Andrea Dworkin & Catharine MacKinnon
Andrea Dworkin and Catharine MacKinnon were feminist theorists and friends who worked to challenge the social acceptance of pornography. They redefined what the act of sex means within gendered interactions that are inherently political and hierarchical. Their main claim in this regard was in opposition to the idea that rape is an act of violence. Instead, Dworkin and MacKinnon extended this notion further by claiming that all heterosexual sex is violent. They went on to explain that pornography is a mechanism within society used to normalize the objectification and brutalization of all women. Together, they were able to pass legislation that framed pornography as a violation of women’s civil rights.
Sarojini Naidu
The first female president of the Indian National Congress and Governor of Uttar Pradesh, Sarojini Naidu was a poet and feminist thinker in India. Naidu is considered a child prodigy for her poetry abilities, entering university at the age of 12. She set out to abolish the purdah, a garment similar to a burqa, and in 1917 she helped found the Women’s India Association. In addition to her commitments to feminism, she also was an important figure in India’s independence from Britain, and an associate of Gandhi. Known as The Nightingale of India, Naidu is renowned for her fierce commitment to activism and was even imprisoned for 21 months of her life.
Betty Friedan
Betty Friedan is the author of The Feminine Mystique, a novel released in 1963 that is said to have helped launch the Women’s Rights Movement of the 1970s. The book discusses the unnamable phenomenon of women in industrial societies that put their husbands’ careers and education ahead of their own, and were subsequently vulnerable as homemakers in the wake of death or divorce from their husbands. She believed this way of life was stifling for women and empowered them to gain some independence of their own. With a background in psychology, Friedan challenged many of her predecessors’ work, including Freud, in diagnosing women with conditions like hysteria or ‘penis envy.’
Kimberlé Crenshaw
Kimberlé Crenshaw coined the term ‘intersectionality,’ a concept that completely shifted the way we understand feminism today. A movement that has long been dominated by the voices and perspectives of educated white women, feminism has been reforming itself into a more inclusive and diverse coalition of people with many different perspectives. Specifically, intersectionality refers to the idea that people’s experiences vary greatly depending on the intersection of their race, gender, sexuality, religion, ethnicity, degree of ability, and so on. The idea here is that we must recognize that not all perspectives are the same but that all are legitimate and valuable to the movement. By understanding intersectionality, feminism can expand its reach and improve the lives of more people.
Judith Butler
Judith Butler is a feminist thinker and philosopher who is largely connected with developing queer theory, an offshoot of gender studies that serves to deconstruct our very notions of this concept in lieu of something more fluid and egalitarian.
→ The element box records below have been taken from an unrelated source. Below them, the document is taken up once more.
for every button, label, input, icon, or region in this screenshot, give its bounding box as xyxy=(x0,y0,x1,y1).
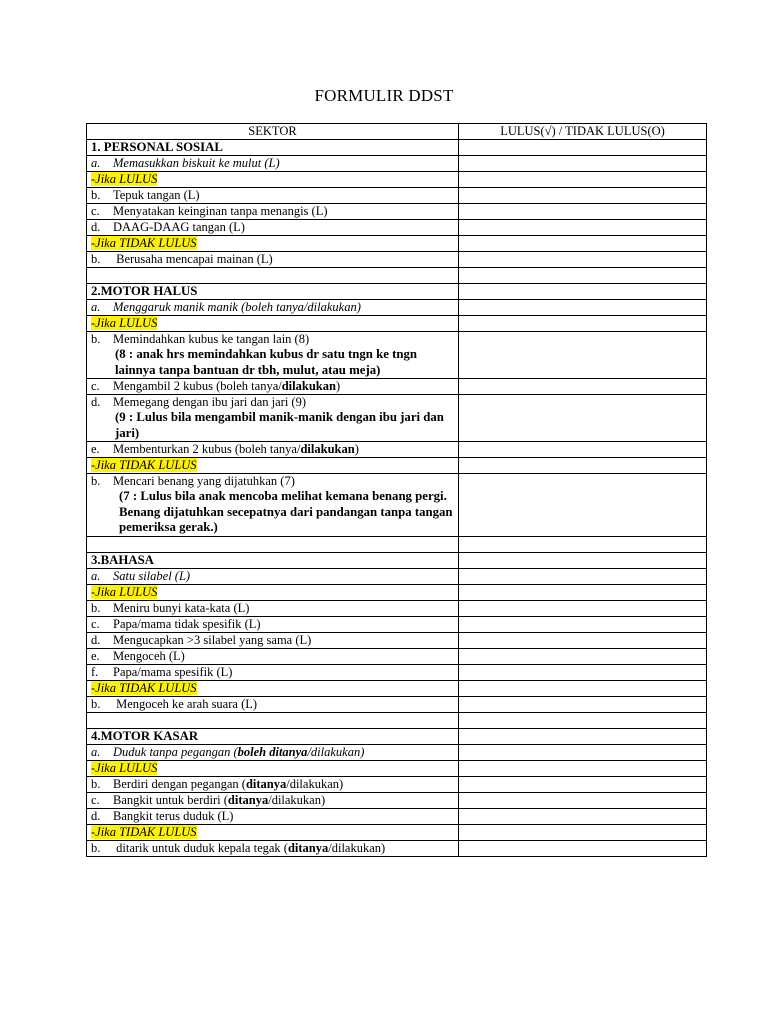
item-text-segment: Papa/mama spesifik (L) xyxy=(113,664,233,679)
item-text-segment: dilakukan xyxy=(281,379,336,393)
item-text-segment: Papa/mama tidak spesifik (L) xyxy=(113,616,261,631)
result-cell[interactable] xyxy=(459,616,707,632)
table-row xyxy=(87,760,707,776)
sector-cell xyxy=(87,204,459,220)
result-cell[interactable] xyxy=(459,632,707,648)
item-text-segment: ditanya xyxy=(245,776,287,791)
item-text xyxy=(113,379,340,393)
table-row xyxy=(87,332,707,379)
item-letter: d. xyxy=(91,632,101,647)
item-text-segment: ditanya xyxy=(227,792,269,807)
item-text xyxy=(113,777,343,791)
item-letter: b. xyxy=(91,696,101,711)
item-text xyxy=(113,442,359,456)
sector-cell xyxy=(87,760,459,776)
item-text-segment: Mencari benang yang dijatuhkan (7) xyxy=(113,474,295,488)
table-row xyxy=(87,600,707,616)
item-letter: d. xyxy=(91,395,101,409)
table-row xyxy=(87,680,707,696)
item-text xyxy=(113,569,190,583)
sector-cell xyxy=(87,632,459,648)
item-text xyxy=(113,841,385,855)
table-row xyxy=(87,252,707,268)
sector-cell xyxy=(87,600,459,616)
item-text-segment: Duduk tanpa pegangan ( xyxy=(113,744,238,759)
item-letter: a. xyxy=(91,300,101,314)
result-cell[interactable] xyxy=(459,458,707,474)
table-row xyxy=(87,744,707,760)
table-row xyxy=(87,568,707,584)
item-text xyxy=(113,332,309,346)
result-cell[interactable] xyxy=(459,172,707,188)
table-row xyxy=(87,664,707,680)
result-cell[interactable] xyxy=(459,188,707,204)
result-cell[interactable] xyxy=(459,808,707,824)
item-letter: a. xyxy=(91,156,101,170)
result-cell[interactable] xyxy=(459,696,707,712)
item-text-segment: Satu silabel (L) xyxy=(113,568,191,583)
condition-label: -Jika LULUS xyxy=(91,172,158,186)
result-cell[interactable] xyxy=(459,680,707,696)
item-text-segment: Berusaha mencapai mainan (L) xyxy=(113,252,273,266)
item-note: (8 : anak hrs memindahkan kubus dr satu tngn ke tngn lainnya tanpa bantuan dr tbh, mulut, atau meja) xyxy=(115,347,418,377)
table-row xyxy=(87,300,707,316)
sector-cell xyxy=(87,808,459,824)
table-row xyxy=(87,616,707,632)
item-text xyxy=(113,633,311,647)
item-text-segment: Membenturkan 2 kubus (boleh tanya/ xyxy=(113,442,301,456)
table-row xyxy=(87,156,707,172)
result-cell[interactable] xyxy=(459,648,707,664)
section-header: 2.MOTOR HALUS xyxy=(87,284,459,300)
item-text-segment: Tepuk tangan (L) xyxy=(113,188,200,202)
sector-cell xyxy=(87,776,459,792)
page-title: FORMULIR DDST xyxy=(314,86,454,105)
table-row xyxy=(87,776,707,792)
table-row xyxy=(87,220,707,236)
table-row xyxy=(87,474,707,537)
result-cell[interactable] xyxy=(459,252,707,268)
item-text xyxy=(113,252,273,266)
sector-cell xyxy=(87,395,459,442)
table-row xyxy=(87,316,707,332)
table-row xyxy=(87,840,707,856)
ddst-form-table xyxy=(86,123,707,857)
result-cell[interactable] xyxy=(459,236,707,252)
item-text xyxy=(113,745,364,759)
item-text xyxy=(113,474,295,488)
item-text-segment: Memasukkan biskuit ke mulut (L) xyxy=(113,156,280,170)
section-header: 1. PERSONAL SOSIAL xyxy=(87,140,459,156)
item-text-segment: /dilakukan) xyxy=(328,840,386,855)
table-row xyxy=(87,552,707,568)
sector-cell xyxy=(87,156,459,172)
table-row xyxy=(87,284,707,300)
sector-cell xyxy=(87,568,459,584)
condition-label: -Jika LULUS xyxy=(91,316,158,330)
item-text-segment: Memindahkan kubus ke tangan lain (8) xyxy=(113,332,310,346)
table-row xyxy=(87,379,707,395)
result-cell[interactable] xyxy=(459,552,707,568)
result-cell[interactable] xyxy=(459,760,707,776)
result-cell[interactable] xyxy=(459,395,707,442)
result-cell[interactable] xyxy=(459,824,707,840)
condition-label: -Jika TIDAK LULUS xyxy=(91,824,197,839)
result-cell[interactable] xyxy=(459,316,707,332)
item-text xyxy=(113,601,249,615)
item-letter: b. xyxy=(91,252,101,266)
item-text-segment: ditarik untuk duduk kepala tegak ( xyxy=(113,840,288,855)
sector-cell xyxy=(87,696,459,712)
item-text-segment: Mengoceh (L) xyxy=(113,648,185,663)
result-cell[interactable] xyxy=(459,664,707,680)
item-text-segment: dilakukan xyxy=(300,442,355,456)
sector-cell xyxy=(87,268,459,284)
result-cell[interactable] xyxy=(459,220,707,236)
table-row xyxy=(87,188,707,204)
item-text xyxy=(113,188,200,202)
result-cell[interactable] xyxy=(459,584,707,600)
table-row xyxy=(87,792,707,808)
result-cell[interactable] xyxy=(459,744,707,760)
item-text xyxy=(113,204,328,218)
item-text xyxy=(113,220,245,234)
item-letter: b. xyxy=(91,474,101,488)
section-header: 4.MOTOR KASAR xyxy=(87,728,459,744)
condition-label: -Jika TIDAK LULUS xyxy=(91,458,197,472)
result-cell[interactable] xyxy=(459,156,707,172)
item-text-segment: Mengucapkan >3 silabel yang sama (L) xyxy=(113,632,312,647)
item-text xyxy=(113,617,261,631)
item-text-segment: Menggaruk manik manik (boleh tanya/dilakukan) xyxy=(113,300,361,314)
table-row xyxy=(87,236,707,252)
result-cell[interactable] xyxy=(459,712,707,728)
sector-cell xyxy=(87,220,459,236)
item-text xyxy=(113,697,257,711)
sector-cell xyxy=(87,300,459,316)
table-row xyxy=(87,458,707,474)
item-letter: e. xyxy=(91,648,100,663)
item-text-segment: Memegang dengan ibu jari dan jari (9) xyxy=(113,395,306,409)
result-cell[interactable] xyxy=(459,442,707,458)
item-note: (7 : Lulus bila anak mencoba melihat kemana benang pergi. Benang dijatuhkan secepatnya dari pandangan tanpa tangan pemeriksa gerak.) xyxy=(119,489,453,534)
sector-cell xyxy=(87,744,459,760)
item-text-segment: boleh ditanya xyxy=(237,744,308,759)
item-text-segment: Mengoceh ke arah suara (L) xyxy=(113,696,258,711)
result-cell[interactable] xyxy=(459,776,707,792)
item-letter: d. xyxy=(91,220,101,234)
table-header-row xyxy=(87,124,707,140)
item-text-segment: Bangkit terus duduk (L) xyxy=(113,808,234,823)
result-cell[interactable] xyxy=(459,268,707,284)
result-cell[interactable] xyxy=(459,140,707,156)
item-text xyxy=(113,300,361,314)
item-letter: c. xyxy=(91,379,100,393)
result-cell[interactable] xyxy=(459,568,707,584)
table-row xyxy=(87,696,707,712)
item-text-segment: ditanya xyxy=(287,840,329,855)
blank-row xyxy=(87,268,707,284)
condition-label: -Jika TIDAK LULUS xyxy=(91,236,197,250)
item-letter: d. xyxy=(91,808,101,823)
item-text-segment: /dilakukan) xyxy=(268,792,326,807)
item-letter: b. xyxy=(91,188,101,202)
table-row xyxy=(87,172,707,188)
table-row xyxy=(87,140,707,156)
item-letter: e. xyxy=(91,442,100,456)
result-cell[interactable] xyxy=(459,600,707,616)
item-text-segment: Mengambil 2 kubus (boleh tanya/ xyxy=(113,379,282,393)
sector-cell xyxy=(87,458,459,474)
condition-label: -Jika LULUS xyxy=(91,584,158,599)
item-letter: b. xyxy=(91,332,101,346)
item-letter: c. xyxy=(91,792,100,807)
sector-cell xyxy=(87,442,459,458)
item-text xyxy=(113,793,325,807)
result-cell[interactable] xyxy=(459,379,707,395)
sector-cell xyxy=(87,172,459,188)
table-row xyxy=(87,584,707,600)
column-header-result: LULUS(√) / TIDAK LULUS(O) xyxy=(459,124,707,140)
item-text xyxy=(113,809,233,823)
sector-cell xyxy=(87,536,459,552)
item-letter: c. xyxy=(91,204,100,218)
item-note: (9 : Lulus bila mengambil manik-manik dengan ibu jari dan jari) xyxy=(115,410,444,440)
blank-row xyxy=(87,712,707,728)
sector-cell xyxy=(87,379,459,395)
table-row xyxy=(87,442,707,458)
table-row xyxy=(87,632,707,648)
item-letter: a. xyxy=(91,744,101,759)
result-cell[interactable] xyxy=(459,474,707,537)
item-text-segment: Meniru bunyi kata-kata (L) xyxy=(113,600,250,615)
item-text-segment: Menyatakan keinginan tanpa menangis (L) xyxy=(113,204,328,218)
item-text-segment: ) xyxy=(354,442,359,456)
result-cell[interactable] xyxy=(459,728,707,744)
result-cell[interactable] xyxy=(459,792,707,808)
table-row xyxy=(87,395,707,442)
sector-cell xyxy=(87,824,459,840)
sector-cell xyxy=(87,236,459,252)
table-row xyxy=(87,824,707,840)
sector-cell xyxy=(87,648,459,664)
result-cell[interactable] xyxy=(459,204,707,220)
item-letter: a. xyxy=(91,568,101,583)
column-header-sector: SEKTOR xyxy=(87,124,459,140)
sector-cell xyxy=(87,680,459,696)
item-text xyxy=(113,395,306,409)
table-row xyxy=(87,204,707,220)
item-text-segment: /dilakukan) xyxy=(286,776,344,791)
table-row xyxy=(87,728,707,744)
item-text xyxy=(113,649,185,663)
item-letter: c. xyxy=(91,616,100,631)
item-text-segment: ) xyxy=(335,379,341,393)
sector-cell xyxy=(87,792,459,808)
result-cell[interactable] xyxy=(459,536,707,552)
result-cell[interactable] xyxy=(459,840,707,856)
sector-cell xyxy=(87,616,459,632)
table-row xyxy=(87,808,707,824)
item-letter: b. xyxy=(91,840,101,855)
result-cell[interactable] xyxy=(459,300,707,316)
sector-cell xyxy=(87,664,459,680)
table-row xyxy=(87,648,707,664)
item-text xyxy=(113,156,280,170)
section-header: 3.BAHASA xyxy=(87,552,459,568)
sector-cell xyxy=(87,188,459,204)
condition-label: -Jika TIDAK LULUS xyxy=(91,680,197,695)
item-letter: b. xyxy=(91,776,101,791)
sector-cell xyxy=(87,584,459,600)
sector-cell xyxy=(87,712,459,728)
item-text-segment: DAAG-DAAG tangan (L) xyxy=(113,220,245,234)
sector-cell xyxy=(87,332,459,379)
condition-label: -Jika LULUS xyxy=(91,760,158,775)
sector-cell xyxy=(87,316,459,332)
result-cell[interactable] xyxy=(459,284,707,300)
result-cell[interactable] xyxy=(459,332,707,379)
item-text-segment: Berdiri dengan pegangan ( xyxy=(113,776,246,791)
table-body xyxy=(87,140,707,857)
blank-row xyxy=(87,536,707,552)
sector-cell xyxy=(87,840,459,856)
sector-cell xyxy=(87,252,459,268)
sector-cell xyxy=(87,474,459,537)
item-text xyxy=(113,665,232,679)
item-text-segment: /dilakukan) xyxy=(307,744,365,759)
item-text-segment: Bangkit untuk berdiri ( xyxy=(113,792,228,807)
item-letter: f. xyxy=(91,664,99,679)
item-letter: b. xyxy=(91,600,101,615)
Queer theory largely acknowledges the oppressiveness and toxicity of conventional gender relations. Moreover, Butler regards gender as a performance rather than as an identity. Today, Butler is active in global affairs, and she takes an anti-Israel, pro-Palestinian political stance. She is also notably involved in the Occupy Wall Street Movement and a supporter of the Black Lives Matter Movement in the United States.